Local authorities are often faced with claims arising from accidents on the highway where claimants cannot identify the defect that caused them to fall. The East Riding of Yorkshire Council recently faced such a claim and we worked with them to defend the case at trial. The outcome should provide some comfort.
Mrs R was walking along a footpath in Beverley when she fell on an area of block paving. She was diagnosed with a fractured elbow and at trial she explained that it had left her with limited use of her arm. She brought a claim under section 41 of the Highways Act 1980 alleging that the block paved area was dangerous because the blocks moved underfoot.
Mrs R explained that walking over the brick blocks was like walking over stepping stones in a stream which moved underfoot. She had the support of several witnesses in relation to the condition of the blocks and her son adduced video evidence showing that the blocks could be moved under pressure i.e. they were not cemented in place.
The highways inspector explained that the method for securing the blocks in place was standard and that it was not dangerous. The Council were keen to support their inspector and a full defence was maintained to trial.
What do previous cases tell us?
At trial Mrs R relied on the case of Dalton v Nottinghamshire County Council (2011). In that case the claimant had fallen on an identifiable paving block, which was described as “very loose and raised relative to its neighbours”. The claimant succeeded in recovering compensation from Nottinghamshire County Council on the basis that “the danger lay in the combination of height differential and instability”. Crucially the Council’s inspector in Dalton had also concluded that the area was in need of urgent attention.

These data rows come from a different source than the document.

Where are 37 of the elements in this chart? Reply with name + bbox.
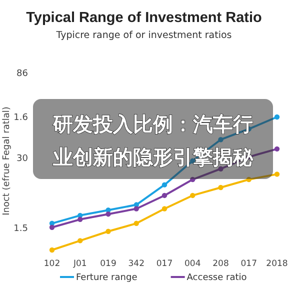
x-tick-label: 019 <box>100 259 116 269</box>
point <box>190 176 196 182</box>
text: 30 <box>16 154 28 164</box>
point <box>78 216 83 222</box>
point <box>78 238 83 244</box>
x-tick-label: 342 <box>128 259 144 269</box>
legend-label: Accesse ratio <box>186 273 248 283</box>
point <box>49 247 55 253</box>
point <box>49 224 55 230</box>
x-tick-label: 017 <box>240 259 257 269</box>
point <box>274 172 280 177</box>
text: 1.6 <box>14 113 28 124</box>
x-tick-label: 004 <box>184 259 201 269</box>
x-tick-label: J01 <box>72 259 87 269</box>
point <box>162 206 168 212</box>
point <box>106 211 111 217</box>
point <box>134 220 139 226</box>
point <box>246 176 252 182</box>
point <box>106 228 111 234</box>
point <box>134 206 139 212</box>
point <box>190 192 196 198</box>
legend-label: Ferture range <box>76 273 138 283</box>
x-tick-label: 102 <box>44 259 60 269</box>
point <box>274 114 280 120</box>
point <box>274 146 280 152</box>
chart-title: Typical Range of Investment Ratio <box>26 10 262 26</box>
y-axis-title: Inoct (efrue Fegal ratlal) <box>2 106 12 216</box>
x-tick-label: 208 <box>212 259 229 269</box>
point <box>218 137 224 142</box>
point <box>162 182 168 188</box>
text: 86 <box>16 69 28 80</box>
x-tick-label: 017 <box>156 259 173 269</box>
x-tick-label: 2018 <box>266 259 288 269</box>
text: 1.5 <box>14 224 28 234</box>
point <box>162 192 168 198</box>
chart-subtitle: Typicre range of or investment ratios <box>55 30 232 41</box>
point <box>218 184 224 190</box>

We submitted that Mrs R’s case was distinguishable as the claimant in Dalton had identified the paving block that had caused her accident. However Mrs R could not cross the first hurdle, as she was unable to identify exactly which block or blocks caused her to fall. The information she gave about the manner of the fall was also inconsistent and in our view it was unclear on her evidence, whether she tripped or was propelled forwards by the allegedly unstable blocks.
In support of our defence, we referred the court to Court of Appeal authority of James v Preseli Pembrokeshire District Council  P.I.Q.R. P114. In James it was established that claimants must show more than areas of disrepair in the general area ie. they should identify a particular spot or defect which they say is dangerous and which caused the accident.
There were a number of other aspects to Mrs R’s case which we relied on in support of the defence, as follows;
- The video footage demonstrated extra-ordinary force being applied to paving blocks to prove that they moved. The true test was whether there was a danger to pedestrians in the ordinary course of human affairs;
- The claimant’s witnesses alleged dangerousness but none had reported their concerns to the Council, and none could show a particular defect which caused them concern.
- The pavement was an area with heavy footfall and no complaints had been received in the twelve months prior to the accident and an experienced highways inspector did not consider it was dangerous;
Having carefully weighed up the legal arguments and the evidence presented, the District Judge dismissed the claimant’s claim, stating that;
The burden of proof lies with the claimant …. I’ve no doubt the blocks were loose; one was broken. I was shown video and photos. However, none of witnesses saw fit to complain or thought it so dangerous they saw fit to do so. I’ve seen the video. That shows that, with some effort, there was movement of blocks. It does not show people walking over the blocks in a normal manner. It shows a trip height but this is not a tripping case; there’s no such allegation.
Whilst the District Judge was not persuaded that Mrs R needed to identify a ‘particular block’, she could not demonstrate exactly what caused her to fall and therefore it followed that she could not satisfy the court that the defect was dangerous.
For completeness the District Judge commented that the Council had a suitable system for checking and repairing defects and therefore the section 58 defence would have succeeded, even if the claimant had proved there was a dangerous defect which had caused her fall.
Local authorities need to be aware of the effect of Dalton, which is to say that a requirement of a Judge to make a specific finding as to the extent to which a loose stone could wobble "seemed to require a scientific enquiry and a degree of precision going far beyond anything suggested as appropriate at the trial". In Mrs R’s case there were no measurements but the District Judge clearly did not consider himself precluded from being able to find that the paving stones were dangerous, although of course he did not do so.
The District Judge had also commented that whilst there was difficulty ascertaining which blocks caused Mrs Ry to fall, he was not satisfied that she needed to identify a particular block, as suggested in James. Therefore, a claimant who cannot indicate that ‘X marks the spot’ may not fail at the first hurdle.
Nevertheless the failure to identify a particular defect still makes it harder for a claimant to establish dangerousness and makes it easier for a defendant to distinguish Dalton. However, be aware that James may not be determinative.
*Section 41(1) of the Highways Act states “the Highway Authority is under a duty to maintain highway which is highway maintainable at the public expense.”
**Section 58 provides that the highway authority will not be liable if it can prove that “it took such care as in all the circumstances was reasonably required to secure the part of the highway to which the action relates was not dangerous for traffic”.